In its brief in support of FAIR, the American Association of University Professors argues that the Solomon Amendment restricts academic freedom by imposing conditions on federal funding that suppress "faculties’ message that discrimination against gay students in recruiting violates academic merit and nondiscrimination standards."

"Academic freedom," the AAUP asserts, "extends beyond teaching and research narrowly understood. It also includes faculty policies setting the criteria under which universities admit and evaluate students, and the standards and methods that faculties bring to bear to shape the educational environment outside the classroom, including by modeling and instillingprofessional values that students will carry into postgraduate employment."

A group of Ivy League and other universities, including Columbia, Cornell, Harvard, New York and Yale Universities and the Universities of Chicago and Pennsylvania, also filed a brief Wednesday saying that "modern research universities" cannot just forgo federal funds as the government suggests, and that the country would be damaged if they did. "Universities," the institutions argue, "cannot decline federal funding without fundamentally altering their character and dismantling a significant component of the nation's research and development infrastructure."

The major higher education associations, which often weigh in on important cases before the Supreme Court, did not file a brief in this case.

On the Government's Side

The groups that submitted briefs backing the government fall into two major camps: those that are concerned about how the Third Circuit's decision may affect higher education or law students, and those that are primarily concerned about how the appeals court's ruling, by seeming to undermine a Supreme Court decision in a case involving the Boy Scouts, might erode the ability of groups like the Scouts to decide what sorts of people to admit as members or leaders.

The latter category includes a set of nonprofit groups that advocate for the sanctity of the Constitution or for religious causes, including the National Legal Foundation, the Center for Law & Religious Freedom, and the Eagle Forum Education & Legal Defense Fund.

One party familiar to observers in higher education, the Center for Individual Rights, which brought the affirmative action admissions cases against the University of Michigan, filed an amicus brief on behalf of students from 45 law schools as well as several military veterans. The center describes its interest in the case as "furthering academic freedom on law school campuses, and halting the imposition by law school administrations and faculty of what they believe to be politically correct views on each and every student, who should have the academic freedom to decide for themselves what they wish to hear and accept."

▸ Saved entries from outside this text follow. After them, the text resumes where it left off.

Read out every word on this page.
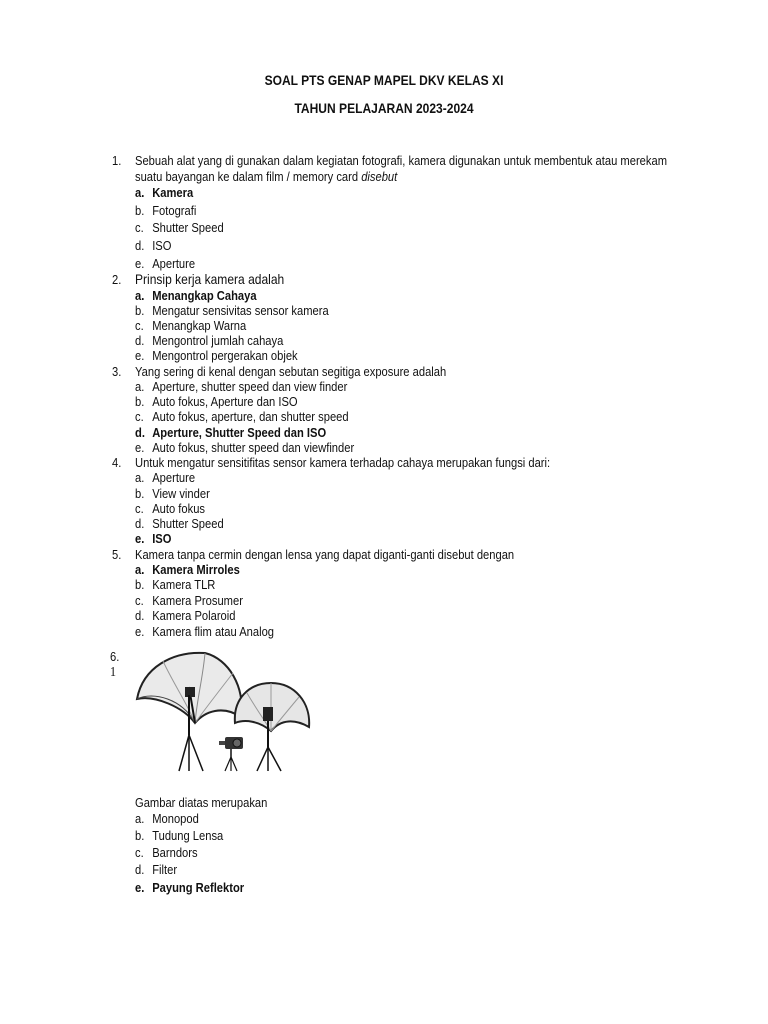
SOAL PTS GENAP MAPEL DKV KELAS XI
TAHUN PELAJARAN 2023-2024
1. Sebuah alat yang di gunakan dalam kegiatan fotografi, kamera digunakan untuk membentuk atau merekam
suatu bayangan ke dalam film / memory card disebut
a. Kamera
b. Fotografi
c. Shutter Speed
d. ISO
e. Aperture
2. Prinsip kerja kamera adalah
a. Menangkap Cahaya
b. Mengatur sensivitas sensor kamera
c. Menangkap Warna
d. Mengontrol jumlah cahaya
e. Mengontrol pergerakan objek
3. Yang sering di kenal dengan sebutan segitiga exposure adalah
a. Aperture, shutter speed dan view finder
b. Auto fokus, Aperture dan ISO
c. Auto fokus, aperture, dan shutter speed
d. Aperture, Shutter Speed dan ISO
e. Auto fokus, shutter speed dan viewfinder
4. Untuk mengatur sensitifitas sensor kamera terhadap cahaya merupakan fungsi dari:
a. Aperture
b. View vinder
c. Auto fokus
d. Shutter Speed
e. ISO
5. Kamera tanpa cermin dengan lensa yang dapat diganti-ganti disebut dengan
a. Kamera Mirroles
b. Kamera TLR
c. Kamera Prosumer
d. Kamera Polaroid
e. Kamera flim atau Analog
6.
1
Gambar diatas merupakan
a. Monopod
b. Tudung Lensa
c. Barndors
d. Filter
e. Payung Reflektor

CIR argues: "In an edict reminiscent of double-think in Orwell’s 1984, the decision below asserts that it is enforcing academic freedom by preventing all students -- the primary beneficiaries of academic freedom -- from exercising their First Amendment right to listen, on campus, to the message of the military."

Among the other groups siding with the government, and the major thrust of their arguments, are:

  • A coalition of 32 professors and 57 students at more than two dozen law schools, who argue that if the appeals court's decision stands, these and other "law students will be deprived of opportunities to acquire first-hand information from military recruiters about potential careers in the armed forces."
  • The attorneys general in 11 states -- Alabama, Colorado, Delaware, Florida, Indiana, Kansas, Michigan, South Dakota, Texas, Utah and West Virginia -- who contend that the Third Circuit's holding that requirements placed on the receipt of higher education funds can violate the First Amendment could undermine a broad array of state laws that apply conditions to college funding.
  • The Claremont Institute Center for Constitutional Jurisprudence, which takes the unorthodox position that federal funding of higher education is constitutional only because of laws like the Solomon amendment that link such funds to the original purpose, designated by Congress centuries ago, of educating potential soldiers.